The video was produced by City Council member, and award-winning investigative reporter, Laure Quinlivan who also serves as the Chair of the Mayor’s Green Steering Committee.

“Enhanced recycling will help the environment and eventually save city taxpayers a million dollars a year,” Quinlivan said in a prepared release. “I can’t wait to get the new 96-gallon recycling cart delivered to my home so I can stop overflowing the little green bin every week.”

City officials delivered the second round of recycling carts to approximately 25,000 homes in October, and expect to complete distribution city-wide by February 2011. The first data surrounding initial operations of the new program will become available in mid-November, but Cincinnati Office of Environmental Quality director Larry Falkin believes the success can be seen on the streets.

“Driving down street routes before, I’d see a recycling bin here or there,” Falkin explained. “But now, you can see that residents are responding positively to the enhanced recycling program. The new carts now line the streets on pick up days. Residents are responding to having the option to recycle more with the new recycling carts and getting rewarded for their green actions with RecycleBank Points.”

  • Patrick

    Be careful there at the end Councilwoman Quinlivan – pizza boxes are not often recyclable due to food grease residue.

  • Zack

    1) Im happy that the city is proactive and encouraging on this front. Long overdue, but they seem to be going about it in a good way

    2) What im not happy about is the catering to suburb dwellers. I have to lug my recyclables 5 blocks to the library, with no coupons or incentive, other than to save the planet. The program does not provide barrels to apt complexes with more than 6 units.

    Seems ridiculous, because on trash day, we have 6 containers there. And furthermore, wouldn’t it be easier to have complexes or buildings all with their containers together, instead of stopping every 60 – 150 feet on the street?

    I also wonder how sustainable the program is if people start to recycle at alarming rates. someone is compensating for the coupons.

    I do wish they would go by the # system for the plastics. Pretty sure all plastics require a # labeled in the recycle symbol.

  • I agree with Zach that the program is both long overdue and also a symbol of the undercurrent of progressive thought that often goes unrecognized in this city.

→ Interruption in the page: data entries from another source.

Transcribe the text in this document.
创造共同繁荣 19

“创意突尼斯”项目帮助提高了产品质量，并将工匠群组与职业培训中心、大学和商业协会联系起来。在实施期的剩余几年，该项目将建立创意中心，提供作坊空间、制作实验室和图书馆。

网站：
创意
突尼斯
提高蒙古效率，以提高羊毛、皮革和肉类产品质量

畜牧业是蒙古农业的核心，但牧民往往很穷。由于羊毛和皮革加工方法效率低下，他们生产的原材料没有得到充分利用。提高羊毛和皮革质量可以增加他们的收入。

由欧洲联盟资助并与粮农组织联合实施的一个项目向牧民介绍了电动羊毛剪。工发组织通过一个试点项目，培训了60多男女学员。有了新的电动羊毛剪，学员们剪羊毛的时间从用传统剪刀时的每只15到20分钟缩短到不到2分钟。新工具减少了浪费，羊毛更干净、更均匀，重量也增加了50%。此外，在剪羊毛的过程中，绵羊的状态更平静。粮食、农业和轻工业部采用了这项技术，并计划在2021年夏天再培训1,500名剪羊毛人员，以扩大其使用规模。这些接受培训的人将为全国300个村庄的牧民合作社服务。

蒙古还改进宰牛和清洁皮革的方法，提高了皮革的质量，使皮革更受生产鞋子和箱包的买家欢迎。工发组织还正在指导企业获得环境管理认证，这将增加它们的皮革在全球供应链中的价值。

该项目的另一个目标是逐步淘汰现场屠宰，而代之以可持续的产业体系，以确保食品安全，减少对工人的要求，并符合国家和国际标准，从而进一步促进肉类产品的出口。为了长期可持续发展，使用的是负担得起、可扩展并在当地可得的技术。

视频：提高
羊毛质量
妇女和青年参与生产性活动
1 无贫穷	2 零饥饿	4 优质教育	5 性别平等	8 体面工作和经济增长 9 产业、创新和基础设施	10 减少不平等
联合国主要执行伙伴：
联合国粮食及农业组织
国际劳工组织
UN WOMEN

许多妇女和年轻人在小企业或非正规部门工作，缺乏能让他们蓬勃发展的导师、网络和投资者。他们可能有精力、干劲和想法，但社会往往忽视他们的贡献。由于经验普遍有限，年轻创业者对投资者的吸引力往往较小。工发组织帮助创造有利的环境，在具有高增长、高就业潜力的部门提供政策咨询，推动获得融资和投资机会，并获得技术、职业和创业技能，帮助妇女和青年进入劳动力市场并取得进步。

    I also echo the sentiment that recycling isn’t particularly easy for apartment dwellers. Last year in a 10-15 unit building, I would drive my recycles to Xavier and put them in their bins. Probably not the most effective use of my time or my gas, but hey, I wanted to recycle. Now I live in a 2 unit converted house. We have one of the small rectangular recycle bins for the 6 people living in my building. It constantly overflows and we end up throwing a lot of our trash out.

    Finally, I have heard that many offices in the city choose not to recycle because it is not picked up the way that the trash is picked up. With the amount of paper waste that many offices generate, I certianly hope the city considers finding a solution for this.

  • Justin

    I live downtown and we have bins. I’m able to recycle more than 50% of my trash. Saves on trash bags.

  • Salamander

    Great idea that really only scratches the surface of what Enhanced Recycling can be. Plastic and aluminum are so focused on that paper and wood products are being wasted needlessly.